Ce magistrat a rendu compte des plaidoiries dans le délibéré de la cour, composée de :
Madame Marie-Bénédicte JACQUET, conseillère, faisant fonction de présidente,
Madame Charlotte MASQUART, conseillère,
Madame Julie MOUTY-TARDIEU, conseillère,
Greffière, lors des débats et du prononcé : Madame Juliette DUPONT,
EXPOSÉ DU LITIGE
Mme [H] [G] (l’allocataire) a formé, le 20 mai 2021, auprès de la maison départementale des personnes handicapées des Yvelines (la MDPH) une demande d’allocation adultes handicapées (AAH) et de complément de ressources, que la commission des droits et de l’autonomie des personnes handicapées (la CDAPH) de la MDPH a refusé de lui attribuer, par décision du 19 août 2021.
Après rejet de son recours administratif préalable obligatoire, le 25 novembre 2021, l’allocataire a saisi le pôle social du tribunal judiciaire de Versailles.
Par jugement du 27 novembre 2023, le pôle social du tribunal judiciaire de Versailles a :
— rejeté le recours de madame [G] ;
— dit bien fondées les décisions de la présidente de la commission des droits et de l’autonomie des personnes handicapées de la maison départementale des personnes handicapées des Yvelines du 19 août 2021 et du 25 novembre 2021;
— condamné l’allocataire aux éventuels dépens de l’instance.
L’allocataire a relevé appel de cette décision.
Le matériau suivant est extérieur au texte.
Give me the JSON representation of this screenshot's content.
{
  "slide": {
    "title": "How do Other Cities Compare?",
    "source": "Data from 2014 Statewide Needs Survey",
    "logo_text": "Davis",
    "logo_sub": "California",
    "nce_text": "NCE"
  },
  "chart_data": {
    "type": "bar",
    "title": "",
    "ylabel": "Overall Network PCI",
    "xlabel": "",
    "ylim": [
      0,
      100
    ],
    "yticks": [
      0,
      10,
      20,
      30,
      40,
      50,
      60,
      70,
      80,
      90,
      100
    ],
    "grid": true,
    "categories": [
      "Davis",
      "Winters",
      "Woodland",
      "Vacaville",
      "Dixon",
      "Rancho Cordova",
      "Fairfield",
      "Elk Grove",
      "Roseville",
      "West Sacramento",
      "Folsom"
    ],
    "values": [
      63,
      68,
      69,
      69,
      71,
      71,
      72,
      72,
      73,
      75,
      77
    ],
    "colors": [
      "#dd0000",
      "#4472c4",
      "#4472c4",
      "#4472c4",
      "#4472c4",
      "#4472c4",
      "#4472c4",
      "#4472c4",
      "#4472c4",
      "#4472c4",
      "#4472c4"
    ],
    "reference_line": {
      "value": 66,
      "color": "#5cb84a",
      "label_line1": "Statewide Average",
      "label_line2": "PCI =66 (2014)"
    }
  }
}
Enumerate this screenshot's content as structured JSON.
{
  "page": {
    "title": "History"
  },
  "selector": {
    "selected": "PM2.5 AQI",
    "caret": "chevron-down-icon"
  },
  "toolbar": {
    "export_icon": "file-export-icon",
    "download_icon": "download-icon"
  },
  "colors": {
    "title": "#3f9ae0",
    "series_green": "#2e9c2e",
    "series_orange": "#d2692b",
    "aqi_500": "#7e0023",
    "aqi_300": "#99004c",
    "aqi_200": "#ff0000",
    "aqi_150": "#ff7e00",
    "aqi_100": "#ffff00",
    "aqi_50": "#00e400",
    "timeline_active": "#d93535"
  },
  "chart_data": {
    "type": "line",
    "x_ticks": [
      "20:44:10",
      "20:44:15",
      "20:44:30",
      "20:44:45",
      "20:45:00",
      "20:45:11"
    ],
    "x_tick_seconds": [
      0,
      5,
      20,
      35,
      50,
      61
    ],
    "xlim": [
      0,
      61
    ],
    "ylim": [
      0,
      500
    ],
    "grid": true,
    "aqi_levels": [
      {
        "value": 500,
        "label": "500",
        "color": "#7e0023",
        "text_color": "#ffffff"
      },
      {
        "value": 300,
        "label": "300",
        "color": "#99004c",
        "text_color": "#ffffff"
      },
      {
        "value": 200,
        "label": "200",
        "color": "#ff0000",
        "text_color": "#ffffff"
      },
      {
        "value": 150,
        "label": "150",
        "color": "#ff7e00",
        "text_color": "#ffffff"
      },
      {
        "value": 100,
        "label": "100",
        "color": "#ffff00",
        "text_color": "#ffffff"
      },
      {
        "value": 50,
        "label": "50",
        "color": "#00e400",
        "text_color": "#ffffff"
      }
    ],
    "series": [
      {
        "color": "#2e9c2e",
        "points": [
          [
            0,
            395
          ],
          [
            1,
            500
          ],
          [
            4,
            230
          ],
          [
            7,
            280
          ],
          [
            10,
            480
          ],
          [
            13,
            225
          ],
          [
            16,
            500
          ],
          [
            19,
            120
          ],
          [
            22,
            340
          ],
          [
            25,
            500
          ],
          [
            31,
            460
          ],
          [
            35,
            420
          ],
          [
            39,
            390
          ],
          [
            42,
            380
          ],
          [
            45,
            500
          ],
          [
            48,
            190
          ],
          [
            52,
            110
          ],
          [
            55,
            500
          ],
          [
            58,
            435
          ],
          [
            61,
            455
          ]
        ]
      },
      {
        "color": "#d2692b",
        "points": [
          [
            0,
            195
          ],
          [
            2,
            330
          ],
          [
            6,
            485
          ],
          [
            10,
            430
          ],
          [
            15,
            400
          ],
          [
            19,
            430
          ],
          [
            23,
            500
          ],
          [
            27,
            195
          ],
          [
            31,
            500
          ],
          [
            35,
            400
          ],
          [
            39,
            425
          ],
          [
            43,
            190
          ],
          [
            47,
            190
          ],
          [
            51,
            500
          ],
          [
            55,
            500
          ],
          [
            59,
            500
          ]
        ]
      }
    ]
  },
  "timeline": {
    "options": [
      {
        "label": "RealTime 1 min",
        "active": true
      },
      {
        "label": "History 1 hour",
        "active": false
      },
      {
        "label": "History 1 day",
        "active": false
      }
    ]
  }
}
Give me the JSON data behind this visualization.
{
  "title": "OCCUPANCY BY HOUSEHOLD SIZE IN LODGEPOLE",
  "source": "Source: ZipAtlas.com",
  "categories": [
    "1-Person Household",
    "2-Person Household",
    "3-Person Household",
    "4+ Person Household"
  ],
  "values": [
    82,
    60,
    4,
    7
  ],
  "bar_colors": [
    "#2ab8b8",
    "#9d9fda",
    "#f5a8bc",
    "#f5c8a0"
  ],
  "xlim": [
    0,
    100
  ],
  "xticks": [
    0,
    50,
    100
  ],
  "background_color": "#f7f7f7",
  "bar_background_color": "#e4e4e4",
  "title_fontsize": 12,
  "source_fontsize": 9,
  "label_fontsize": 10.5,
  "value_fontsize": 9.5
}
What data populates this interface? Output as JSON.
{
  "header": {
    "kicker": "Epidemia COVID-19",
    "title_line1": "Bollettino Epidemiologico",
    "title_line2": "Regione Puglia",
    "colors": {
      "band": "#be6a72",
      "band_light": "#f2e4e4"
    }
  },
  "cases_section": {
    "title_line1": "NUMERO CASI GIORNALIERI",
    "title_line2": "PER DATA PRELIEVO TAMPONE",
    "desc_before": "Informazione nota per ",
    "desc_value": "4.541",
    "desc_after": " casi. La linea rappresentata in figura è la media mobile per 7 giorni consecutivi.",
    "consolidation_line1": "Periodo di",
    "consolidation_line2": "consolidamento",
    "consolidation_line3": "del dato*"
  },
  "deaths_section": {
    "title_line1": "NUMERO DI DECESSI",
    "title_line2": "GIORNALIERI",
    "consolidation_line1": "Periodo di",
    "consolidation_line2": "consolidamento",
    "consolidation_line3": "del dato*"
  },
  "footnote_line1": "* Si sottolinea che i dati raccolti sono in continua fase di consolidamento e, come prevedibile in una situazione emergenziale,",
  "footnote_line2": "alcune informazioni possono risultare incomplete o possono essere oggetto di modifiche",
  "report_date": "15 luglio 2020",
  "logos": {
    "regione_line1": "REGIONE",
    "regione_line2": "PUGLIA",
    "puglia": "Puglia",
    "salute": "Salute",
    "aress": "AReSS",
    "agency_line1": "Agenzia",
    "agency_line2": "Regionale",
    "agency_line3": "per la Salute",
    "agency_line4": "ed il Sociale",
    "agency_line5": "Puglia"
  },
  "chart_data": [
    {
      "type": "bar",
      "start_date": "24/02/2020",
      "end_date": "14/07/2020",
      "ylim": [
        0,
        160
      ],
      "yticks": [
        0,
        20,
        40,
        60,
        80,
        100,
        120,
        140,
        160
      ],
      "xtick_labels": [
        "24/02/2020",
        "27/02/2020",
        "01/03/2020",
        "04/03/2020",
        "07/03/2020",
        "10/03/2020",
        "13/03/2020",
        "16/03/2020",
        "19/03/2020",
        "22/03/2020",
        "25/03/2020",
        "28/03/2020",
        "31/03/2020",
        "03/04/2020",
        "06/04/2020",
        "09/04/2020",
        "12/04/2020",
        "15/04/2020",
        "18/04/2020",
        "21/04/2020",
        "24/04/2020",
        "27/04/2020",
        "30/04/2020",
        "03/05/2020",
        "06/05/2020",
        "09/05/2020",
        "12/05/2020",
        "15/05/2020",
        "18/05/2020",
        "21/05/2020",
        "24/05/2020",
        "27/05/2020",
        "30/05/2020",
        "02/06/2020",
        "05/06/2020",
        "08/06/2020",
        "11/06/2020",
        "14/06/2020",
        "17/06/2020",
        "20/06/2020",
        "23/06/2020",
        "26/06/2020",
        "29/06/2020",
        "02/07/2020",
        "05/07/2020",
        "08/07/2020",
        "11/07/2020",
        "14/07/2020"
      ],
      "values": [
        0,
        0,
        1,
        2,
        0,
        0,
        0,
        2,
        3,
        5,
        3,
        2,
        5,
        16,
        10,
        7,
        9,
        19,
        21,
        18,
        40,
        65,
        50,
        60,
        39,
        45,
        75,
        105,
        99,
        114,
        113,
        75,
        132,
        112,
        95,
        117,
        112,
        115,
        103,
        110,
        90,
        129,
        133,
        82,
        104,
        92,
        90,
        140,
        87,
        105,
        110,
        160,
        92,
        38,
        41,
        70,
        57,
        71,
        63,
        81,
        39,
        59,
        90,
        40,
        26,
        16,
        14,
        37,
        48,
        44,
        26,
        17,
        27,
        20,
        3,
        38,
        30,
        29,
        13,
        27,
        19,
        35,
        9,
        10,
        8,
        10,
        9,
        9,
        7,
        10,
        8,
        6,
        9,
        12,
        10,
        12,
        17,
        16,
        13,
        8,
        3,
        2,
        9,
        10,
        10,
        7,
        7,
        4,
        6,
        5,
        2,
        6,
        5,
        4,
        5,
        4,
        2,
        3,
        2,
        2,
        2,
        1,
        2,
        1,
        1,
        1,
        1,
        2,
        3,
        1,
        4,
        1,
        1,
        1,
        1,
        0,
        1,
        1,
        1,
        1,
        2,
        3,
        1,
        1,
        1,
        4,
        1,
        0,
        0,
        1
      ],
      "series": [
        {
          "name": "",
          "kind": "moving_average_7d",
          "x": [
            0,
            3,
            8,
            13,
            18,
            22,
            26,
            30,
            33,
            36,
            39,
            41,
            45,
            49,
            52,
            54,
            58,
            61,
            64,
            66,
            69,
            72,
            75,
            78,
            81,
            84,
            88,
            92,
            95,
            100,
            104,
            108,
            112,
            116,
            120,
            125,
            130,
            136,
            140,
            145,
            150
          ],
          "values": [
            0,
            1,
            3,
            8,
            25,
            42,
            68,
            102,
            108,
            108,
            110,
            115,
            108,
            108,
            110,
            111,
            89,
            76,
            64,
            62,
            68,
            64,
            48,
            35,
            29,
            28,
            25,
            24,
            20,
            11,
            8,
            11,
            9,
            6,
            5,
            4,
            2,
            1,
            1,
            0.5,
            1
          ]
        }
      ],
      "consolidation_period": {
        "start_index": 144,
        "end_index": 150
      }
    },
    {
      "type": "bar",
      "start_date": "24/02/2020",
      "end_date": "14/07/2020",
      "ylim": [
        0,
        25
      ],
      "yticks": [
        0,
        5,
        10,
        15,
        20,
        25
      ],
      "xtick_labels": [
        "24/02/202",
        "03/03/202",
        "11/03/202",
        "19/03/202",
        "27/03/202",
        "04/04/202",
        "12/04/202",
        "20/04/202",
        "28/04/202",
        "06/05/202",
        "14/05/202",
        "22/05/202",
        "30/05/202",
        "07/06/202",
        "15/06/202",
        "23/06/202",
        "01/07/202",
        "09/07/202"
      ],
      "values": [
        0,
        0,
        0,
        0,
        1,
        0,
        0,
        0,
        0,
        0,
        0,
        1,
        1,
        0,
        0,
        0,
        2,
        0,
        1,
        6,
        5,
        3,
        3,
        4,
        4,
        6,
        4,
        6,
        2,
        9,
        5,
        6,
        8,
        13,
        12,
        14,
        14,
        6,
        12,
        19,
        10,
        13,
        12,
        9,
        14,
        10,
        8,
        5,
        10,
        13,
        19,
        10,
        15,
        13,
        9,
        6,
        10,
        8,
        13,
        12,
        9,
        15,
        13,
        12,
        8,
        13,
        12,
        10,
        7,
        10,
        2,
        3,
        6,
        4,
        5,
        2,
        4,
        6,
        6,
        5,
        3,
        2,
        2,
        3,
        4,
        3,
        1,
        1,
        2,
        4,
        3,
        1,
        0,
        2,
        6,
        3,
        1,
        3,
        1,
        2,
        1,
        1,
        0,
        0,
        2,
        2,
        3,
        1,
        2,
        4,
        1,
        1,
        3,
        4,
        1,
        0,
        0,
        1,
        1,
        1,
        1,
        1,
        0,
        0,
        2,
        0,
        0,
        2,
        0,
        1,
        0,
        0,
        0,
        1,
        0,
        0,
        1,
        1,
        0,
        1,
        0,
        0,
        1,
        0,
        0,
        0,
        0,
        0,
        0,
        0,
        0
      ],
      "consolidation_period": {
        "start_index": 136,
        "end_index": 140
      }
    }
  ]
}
L’affaire a été plaidée à l’audience du 07 janvier 2025.
Par conclusions écrites, déposées et soutenues oralement à l’audience, auxquelles il est renvoyé pour l’exposé complet des moyens et prétentions, conformément à l’article 455 du code de procédure civile, l’allocataire qui comparaît représentée par son avocat, demande à la cour :
— d’infirmer le jugement déféré en ce qu’il a dit bien fondées les décisions de la Présidente de la Commission des Droits et de l’Autonomie des Personnes Handicapées de la maison départementale des personnes Handicapées des Yvelines du 19 août 2021 et du 25 novembre 2021,
— statuant à nouveau de l’accueillir en sa demande d’allocation adulte handicapé,
— de statuer ce que de droit sur les dépens.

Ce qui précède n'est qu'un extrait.